Pick of the Week

Chamber Music, Mate!

The Australians are coming! The Australians are coming!

A bevy of Australian musicians is landing in Tucson this week to star in the weeklong 15th Tucson Winter Chamber Music Festival. The four members of the Synergy Percussion Quartet--all percussion, all the time--are lugging their drums and other percussive instruments to the Old Pueblo, and Aboriginal musician William Barton is bringing along his didgeridoo, the indigenous woodwind instrument. These Aussies are just five of the 17 musicians who will play throughout the concert-packed week, but they'll give a distinctive Down Under twist to the acclaimed annual festival of classical music.

"A lot of the music is Australian," enthuses Jean-Paul Bierny, president and all-around booster for 31 years for the Arizona Friends of Chamber Music, the festival sponsor. And much of that music will be new to American ears. "You'll recognize some of the names on the program--Bach, Schumann, Beethoven, Schubert, Mozart--but there will also be a lot of music from composers nobody here has heard of."

The festival took an Australian turn after its music director, cellist Peter Rejto, moved Down Under about three years ago. A former professor at the UA and at Oberlin, Rejto quickly immersed himself in the contemporary-classical scene in his new home.

"He met musicians, went to concerts and festivals, met composers, quartets, didgeridoo players," Bierny reports. "He was bowled over."

Australian composers are discovering their continent's indigenous music, Bierny says, just as European composers in the early 20th century--think Dvorák and Bartók--started "using traditional music from their homeland. The same thing has developed in Australia. They found their own voice. The music is very original and very good."

On the festival program are works by Australian composers Ross Edwards ("He is fantastic," Bierny proclaims) and Peter Sculthorpe ("maybe the best-known living composer in Australia"). Didgeridooist Barton, the "best Australian Aboriginal player," has worked with Sculthorpe, who incorporates didgeridoo into some of his orchestral works.

With such innovations, Bierny hopes, "This festival will be exciting for young people especially."

In honor of their first American visit, the two Australian acts volunteered to perform an extra concert, on Monday evening, when the festival normally goes dark. The music will be all Australian, by such composers as Michael Askill, Nigel Westlake, Martin Wesley-Smith, Edwards and Sculthorpe.
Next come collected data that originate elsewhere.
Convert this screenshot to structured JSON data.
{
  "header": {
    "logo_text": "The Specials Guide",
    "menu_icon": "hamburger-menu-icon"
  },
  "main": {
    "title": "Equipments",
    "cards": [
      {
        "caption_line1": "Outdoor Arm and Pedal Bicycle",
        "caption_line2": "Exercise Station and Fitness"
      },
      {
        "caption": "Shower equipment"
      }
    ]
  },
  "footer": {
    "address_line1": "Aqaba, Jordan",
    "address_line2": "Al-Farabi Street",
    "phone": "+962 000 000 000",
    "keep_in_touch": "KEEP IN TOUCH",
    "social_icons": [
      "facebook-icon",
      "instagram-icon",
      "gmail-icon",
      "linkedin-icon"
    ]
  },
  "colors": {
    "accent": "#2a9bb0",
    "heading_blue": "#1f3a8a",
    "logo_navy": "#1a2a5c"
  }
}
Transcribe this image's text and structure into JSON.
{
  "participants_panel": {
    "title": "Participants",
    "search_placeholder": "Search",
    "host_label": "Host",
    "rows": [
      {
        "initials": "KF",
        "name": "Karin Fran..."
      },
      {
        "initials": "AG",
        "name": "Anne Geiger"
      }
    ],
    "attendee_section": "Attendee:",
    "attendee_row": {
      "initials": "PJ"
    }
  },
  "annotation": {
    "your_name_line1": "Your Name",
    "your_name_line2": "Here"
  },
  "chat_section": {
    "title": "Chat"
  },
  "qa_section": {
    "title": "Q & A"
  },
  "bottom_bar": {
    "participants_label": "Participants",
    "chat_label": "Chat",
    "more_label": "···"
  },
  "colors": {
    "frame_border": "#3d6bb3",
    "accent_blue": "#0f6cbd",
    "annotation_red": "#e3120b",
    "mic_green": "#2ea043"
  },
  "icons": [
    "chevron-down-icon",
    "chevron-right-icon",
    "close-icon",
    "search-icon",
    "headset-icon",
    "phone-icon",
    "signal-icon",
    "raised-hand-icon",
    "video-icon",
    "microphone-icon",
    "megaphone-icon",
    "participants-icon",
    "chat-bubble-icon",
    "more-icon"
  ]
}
Other first-time festival musicians include the Borealis String Quartet, baritone singer Christopheren Nomura, cellist Antonio Lysy and violinists Lara St. John and Ian Swensen. Previous festival favorites are pianists Bernadene Blaha and Kevin Fitz-Gerald, violist Paul Coletti and oboist Gerard Reuter.

The week of concerts at Leo Rich--six in eight days--marks a trio of anniversaries for the Arizona Friends. The group is celebrating its 60th season of bringing high-quality classical music to Tucson, 15 years of staging the festival extravaganzas and 10 years of commissioning new work.

This year, audiences will witness the world premiere of two works, at the opening and closing concerts.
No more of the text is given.